Don’t Confuse Humility with Learned Helplessness

 

By Anonymous

I had the privilege of being taught by some amazing people throughout my upbringing into the Marine Corps. The common theme they brought up was humility. 

As a boot officer I had no experience of my own. What I did have were the stories of those who have been in for longer, from Lance Corporals to Generals, who took the time to teach me things. I had books I’d read, whether they were doctrine or memoirs, podcasts, some well-intentioned leadership panels and lectures, and the five common senses. I’m embarrassed to say I hardly used the latter until quite recently. 

Through good fortune I was given the privilege of platoon command after MOS school and I promised myself not to be an arrogant or self-serving cliché of a leader. I listened to my platoon sergeant. I got to know my squad leaders. I remembered the interests of my lance corporals and made it a point to not make every interaction with them a teachable moment on ethics, but to just be human and connect with them. The platoon largely ran itself, I believed I was applying what I had learned.

My interactions with my company staff was not as fruitful. In an attempt to ensure I didn’t come across as an egotistical fool I tried to show how “humble” I was, which many times amounted to a self-deprecating sense of humor and an inability to come up with creative solutions to problems. 

“What do I know? I’m just a Lieutenant.” became the company LPA’s motto. 

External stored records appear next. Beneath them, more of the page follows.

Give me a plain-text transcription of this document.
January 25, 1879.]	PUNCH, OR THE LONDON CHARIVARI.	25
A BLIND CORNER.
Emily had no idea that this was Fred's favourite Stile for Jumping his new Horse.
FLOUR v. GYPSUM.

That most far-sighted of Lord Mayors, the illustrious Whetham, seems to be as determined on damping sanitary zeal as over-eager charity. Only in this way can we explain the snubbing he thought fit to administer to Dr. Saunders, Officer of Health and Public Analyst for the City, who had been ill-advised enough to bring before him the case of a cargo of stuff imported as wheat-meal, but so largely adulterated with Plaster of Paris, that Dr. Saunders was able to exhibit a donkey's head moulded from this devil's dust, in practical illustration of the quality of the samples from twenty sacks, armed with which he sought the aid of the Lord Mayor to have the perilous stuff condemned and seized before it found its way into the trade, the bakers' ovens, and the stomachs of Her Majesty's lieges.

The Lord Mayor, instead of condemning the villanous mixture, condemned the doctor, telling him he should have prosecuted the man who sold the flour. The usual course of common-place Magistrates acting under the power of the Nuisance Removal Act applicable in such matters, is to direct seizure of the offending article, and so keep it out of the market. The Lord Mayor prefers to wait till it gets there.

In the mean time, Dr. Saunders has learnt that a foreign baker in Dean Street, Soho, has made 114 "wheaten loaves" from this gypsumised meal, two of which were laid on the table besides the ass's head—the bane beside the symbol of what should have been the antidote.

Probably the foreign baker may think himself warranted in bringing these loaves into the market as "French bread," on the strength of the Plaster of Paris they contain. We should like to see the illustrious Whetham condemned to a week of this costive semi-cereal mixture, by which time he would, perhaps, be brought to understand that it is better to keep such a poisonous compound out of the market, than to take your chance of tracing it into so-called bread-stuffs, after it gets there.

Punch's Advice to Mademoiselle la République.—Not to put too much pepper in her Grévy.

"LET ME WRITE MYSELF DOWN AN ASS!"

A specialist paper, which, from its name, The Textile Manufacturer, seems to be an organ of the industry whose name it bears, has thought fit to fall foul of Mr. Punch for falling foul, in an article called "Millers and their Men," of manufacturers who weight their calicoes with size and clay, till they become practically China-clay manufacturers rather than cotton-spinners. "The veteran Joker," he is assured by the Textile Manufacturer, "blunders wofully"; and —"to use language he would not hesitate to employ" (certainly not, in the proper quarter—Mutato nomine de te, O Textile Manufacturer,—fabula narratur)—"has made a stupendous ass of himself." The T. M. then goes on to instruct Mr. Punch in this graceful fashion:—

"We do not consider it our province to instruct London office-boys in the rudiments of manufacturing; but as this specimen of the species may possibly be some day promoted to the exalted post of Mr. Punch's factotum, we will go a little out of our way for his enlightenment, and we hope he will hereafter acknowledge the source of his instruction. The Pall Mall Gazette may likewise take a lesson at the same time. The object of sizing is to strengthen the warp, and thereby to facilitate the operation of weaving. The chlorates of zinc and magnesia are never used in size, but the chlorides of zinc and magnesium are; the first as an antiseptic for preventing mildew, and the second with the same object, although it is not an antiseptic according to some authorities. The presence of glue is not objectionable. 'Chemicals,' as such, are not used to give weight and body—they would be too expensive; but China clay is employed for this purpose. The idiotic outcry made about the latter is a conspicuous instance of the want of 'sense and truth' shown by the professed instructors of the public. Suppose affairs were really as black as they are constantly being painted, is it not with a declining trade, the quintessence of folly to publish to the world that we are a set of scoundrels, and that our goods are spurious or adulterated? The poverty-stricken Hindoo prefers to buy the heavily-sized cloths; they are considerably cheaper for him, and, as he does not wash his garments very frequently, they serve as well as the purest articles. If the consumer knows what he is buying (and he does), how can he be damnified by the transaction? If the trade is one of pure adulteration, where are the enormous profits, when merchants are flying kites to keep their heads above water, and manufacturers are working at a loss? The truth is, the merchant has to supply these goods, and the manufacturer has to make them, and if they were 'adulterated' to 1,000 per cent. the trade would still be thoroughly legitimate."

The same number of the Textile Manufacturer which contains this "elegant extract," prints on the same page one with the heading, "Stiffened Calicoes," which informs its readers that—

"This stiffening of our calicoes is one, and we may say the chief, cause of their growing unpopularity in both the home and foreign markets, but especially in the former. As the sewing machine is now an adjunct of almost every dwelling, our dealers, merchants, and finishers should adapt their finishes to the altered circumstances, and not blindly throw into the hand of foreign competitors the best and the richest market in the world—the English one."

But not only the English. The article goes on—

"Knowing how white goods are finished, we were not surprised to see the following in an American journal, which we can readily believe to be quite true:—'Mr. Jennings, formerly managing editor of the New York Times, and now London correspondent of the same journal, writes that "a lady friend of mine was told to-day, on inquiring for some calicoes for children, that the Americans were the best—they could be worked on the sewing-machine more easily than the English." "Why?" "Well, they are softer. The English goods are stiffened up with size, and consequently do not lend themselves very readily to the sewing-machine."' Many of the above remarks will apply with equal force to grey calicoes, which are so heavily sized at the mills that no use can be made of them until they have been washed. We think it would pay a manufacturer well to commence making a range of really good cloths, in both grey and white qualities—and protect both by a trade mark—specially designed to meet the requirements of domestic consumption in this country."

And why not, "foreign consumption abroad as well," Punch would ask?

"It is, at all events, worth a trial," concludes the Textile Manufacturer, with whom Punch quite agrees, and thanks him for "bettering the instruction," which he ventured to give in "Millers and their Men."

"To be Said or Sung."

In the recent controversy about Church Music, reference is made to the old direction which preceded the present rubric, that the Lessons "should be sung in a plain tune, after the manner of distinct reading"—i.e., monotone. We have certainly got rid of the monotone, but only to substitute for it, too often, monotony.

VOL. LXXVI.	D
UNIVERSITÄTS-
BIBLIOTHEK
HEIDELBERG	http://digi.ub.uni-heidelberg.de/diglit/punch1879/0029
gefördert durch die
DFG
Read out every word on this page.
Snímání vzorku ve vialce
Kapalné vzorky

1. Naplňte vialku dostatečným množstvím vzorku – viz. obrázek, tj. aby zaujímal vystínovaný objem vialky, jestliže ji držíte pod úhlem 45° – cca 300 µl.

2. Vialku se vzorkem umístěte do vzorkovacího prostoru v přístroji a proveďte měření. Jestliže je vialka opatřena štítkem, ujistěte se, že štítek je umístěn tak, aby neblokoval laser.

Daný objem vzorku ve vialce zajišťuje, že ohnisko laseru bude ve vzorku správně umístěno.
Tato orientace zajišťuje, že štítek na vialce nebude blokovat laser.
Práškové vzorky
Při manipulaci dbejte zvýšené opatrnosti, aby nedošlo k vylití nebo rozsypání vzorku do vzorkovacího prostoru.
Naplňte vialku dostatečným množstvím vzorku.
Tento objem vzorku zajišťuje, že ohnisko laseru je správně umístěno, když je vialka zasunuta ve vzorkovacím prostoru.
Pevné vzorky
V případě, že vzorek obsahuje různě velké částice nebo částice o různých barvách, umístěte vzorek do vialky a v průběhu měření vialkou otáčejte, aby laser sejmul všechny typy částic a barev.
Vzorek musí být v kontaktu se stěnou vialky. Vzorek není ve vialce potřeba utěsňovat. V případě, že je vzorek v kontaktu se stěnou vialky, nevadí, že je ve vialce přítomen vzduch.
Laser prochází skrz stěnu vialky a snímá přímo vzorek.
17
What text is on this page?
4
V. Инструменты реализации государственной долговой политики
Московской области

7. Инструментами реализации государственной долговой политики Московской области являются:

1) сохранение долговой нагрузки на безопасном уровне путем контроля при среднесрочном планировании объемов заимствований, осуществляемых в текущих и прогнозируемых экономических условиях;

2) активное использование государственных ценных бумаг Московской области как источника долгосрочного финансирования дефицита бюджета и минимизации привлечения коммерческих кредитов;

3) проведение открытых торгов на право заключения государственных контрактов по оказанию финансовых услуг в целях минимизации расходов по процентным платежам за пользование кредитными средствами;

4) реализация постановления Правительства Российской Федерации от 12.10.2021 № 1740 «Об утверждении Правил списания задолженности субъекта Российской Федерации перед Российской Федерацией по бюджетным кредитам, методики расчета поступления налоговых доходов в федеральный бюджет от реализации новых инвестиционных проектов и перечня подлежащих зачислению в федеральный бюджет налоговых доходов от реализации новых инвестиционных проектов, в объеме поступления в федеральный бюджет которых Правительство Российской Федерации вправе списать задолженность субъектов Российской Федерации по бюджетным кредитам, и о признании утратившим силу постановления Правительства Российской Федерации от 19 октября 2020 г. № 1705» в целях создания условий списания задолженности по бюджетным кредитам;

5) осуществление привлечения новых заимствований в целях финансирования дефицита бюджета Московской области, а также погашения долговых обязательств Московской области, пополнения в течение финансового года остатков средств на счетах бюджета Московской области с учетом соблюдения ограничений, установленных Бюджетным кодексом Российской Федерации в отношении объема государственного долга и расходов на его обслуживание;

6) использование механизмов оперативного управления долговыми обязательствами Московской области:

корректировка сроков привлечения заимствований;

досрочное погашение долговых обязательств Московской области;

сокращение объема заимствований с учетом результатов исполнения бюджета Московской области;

I convinced myself there was nothing useful I could provide to my higher ups until I’d been in long enough to have relevant experience. I read doctrine and talked with senior leaders, I devoted myself to developing my platoon, but I provided nothing original to the fight. My feet were never held to the fire and I missed an opportunity to grow. 

My next unit was an excellent second chance to do better… and I blew it. 

I was acutely aware of the fact I was the most junior officer in any room, and interpreted that to always mean I brought nothing valuable to the table. I told myself if I had thought it, surely those with more on their collars had already considered it. 

A more helpful perspective was brought to my attention by a mentor, and I did not give it the credit it deserved: by being so junior I would be least indoctrinated in the pervasive groupthink, I would be a set of fresh eyes able to remind people that there is another reality outside of their power points and green/ red trackers. 

I saw many issues; sections were understaffed, improperly managed, and leadership’s priorities were all out of whack. I silently sat through many a meeting without speaking up because “I’m just a Lieutenant”. 

I continued to fall back on sarcastic comments and commiserated with my enlisted. We suggested solutions to many of the battalion’s problems in my office over Reigns and Monsters. Those that made their way to company staff were almost always shot down by those with “more experience” who could not part from the wet monkey theory that is killing the Corps. Common sense and fresh eyes are often more useful than dogma and protocol when facing a recurring problem. 

I fought half-hearted battles over personnel issues, training plans, and staffing with my company leadership, believing I would lose before the argument even began. They refused to see that the methods they were using were not delivering the results they wanted, and I failed to communicate that to them effectively. I had learned to be helpless. 

Listening to “the guy on the ground” does not end when they stop talking. It ends when the people who can enact the changes they need have heard them. It was my job to communicate those things, to make an honest effort to provide fresh solutions, and to behave with the same professional aggression in meetings as I did in the field. I’d confused humility and professionalism with a lazy submissiveness that pervades so many garrison environments. 

I began to understand this and change my behavior when I found myself in a new unit with a unique staff breakdown and field grade officers from other service branches asking for my input and then actually using it. Suddenly it didn’t seem pointless to speak to reality as I saw it. 

When I prepare for and participate in meetings, I now do so with focused attention toward what my five senses are telling me, and how that information relates to everyone else in the room. 

Common sense, effort, and effective communication know no rank or experience level. They are not tied to humility or arrogance; they are a common currency that all organizations deal in. 

The author is a Junior Officer in the USMC.